On Sun, Mar 8, 2009 at 7:31 AM, Xavier <shiningxc@gmail.com> wrote:
On Sun, Mar 8, 2009 at 12:17 AM, Tobias Powalowski <t.powa@gmx.de> wrote:
I get same thing when running as root. Do you have a var symlink in /usr? If so, that's why it works for you. I don't know what could be the problem as we already use --localstatedir=/var/lib/syslog-ng. Maybe there's a configure option for the location of the pid file. it seems i have such an old system that it still has this old symlink :D ok i'll fix it tomorrow
From filesystem 2009.01 pkgbuild : # fhs compliance ... (cd $startdir/pkg/usr; ln -s ../var var)
So most systems should have this symlink, but I also think it would be better to avoid using it. It seems weird to have usr/var/... files in a package while these files are going to end up in /var/ when installed.

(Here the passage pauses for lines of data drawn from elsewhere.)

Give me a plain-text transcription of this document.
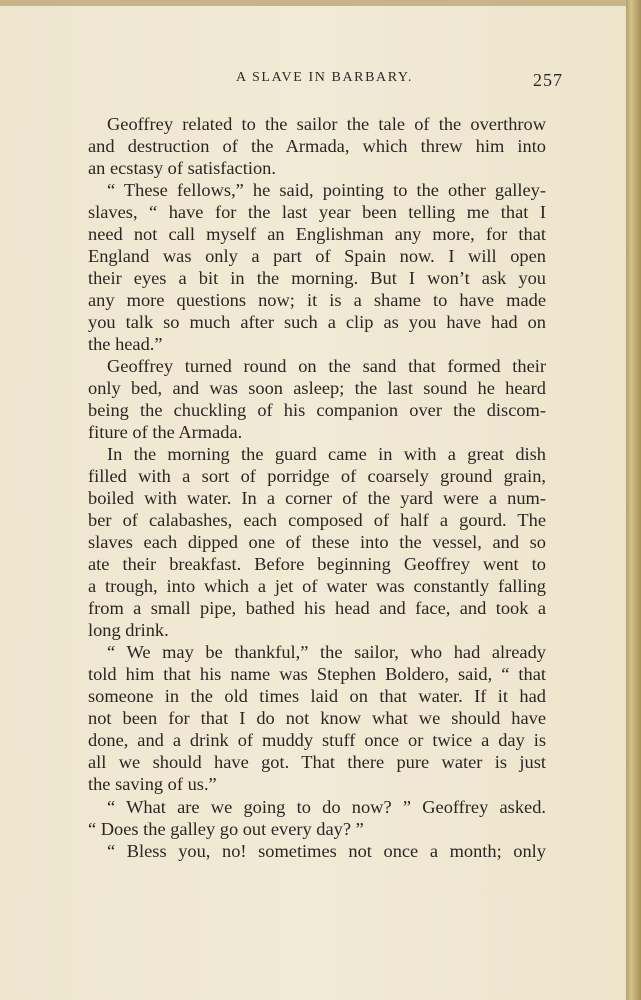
A SLAVE IN BARBARY.	257
Geoffrey related to the sailor the tale of the overthrow
and destruction of the Armada, which threw him into
an ecstasy of satisfaction.
“ These fellows,” he said, pointing to the other galley-
slaves, “ have for the last year been telling me that I
need not call myself an Englishman any more, for that
England was only a part of Spain now. I will open
their eyes a bit in the morning. But I won’t ask you
any more questions now; it is a shame to have made
you talk so much after such a clip as you have had on
the head.”
Geoffrey turned round on the sand that formed their
only bed, and was soon asleep; the last sound he heard
being the chuckling of his companion over the discom-
fiture of the Armada.
In the morning the guard came in with a great dish
filled with a sort of porridge of coarsely ground grain,
boiled with water. In a corner of the yard were a num-
ber of calabashes, each composed of half a gourd. The
slaves each dipped one of these into the vessel, and so
ate their breakfast. Before beginning Geoffrey went to
a trough, into which a jet of water was constantly falling
from a small pipe, bathed his head and face, and took a
long drink.
“ We may be thankful,” the sailor, who had already
told him that his name was Stephen Boldero, said, “ that
someone in the old times laid on that water. If it had
not been for that I do not know what we should have
done, and a drink of muddy stuff once or twice a day is
all we should have got. That there pure water is just
the saving of us.”
“ What are we going to do now? ” Geoffrey asked.
“ Does the galley go out every day? ”
“ Bless you, no! sometimes not once a month; only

Both my i686 and x86_64 systems didn't had that symlink. I reinstalled filesystem and now they have it. I don't know why the symlink wasn't there. Either I removed it without thinking that it was belonging to a package or an error happenned when I upgraded. Anyway, the only reference to /usr/var in the FHS ( http://www.pathname.com/fhs/pub/fhs-2.3.html ) is: "If /var cannot be made a separate partition, it is often preferable to move /var out of the root partition and into the /usr partition. (This is sometimes done to reduce the size of the root partition or when space runs low in the root partition.) However, /var must not be linked to /usr because this makes separation of /usr and /var more difficult and is likely to create a naming conflict. Instead, link /var to /usr/var." I think the symlink can go. It's up to the user to decide if he wants a seperate patition for /var or not. The sysmlink doesn't do anything in that regard unless I misunderstood somethoiong. Currently, it only prevents broken packages that use /usr/var instead of /var to stop working.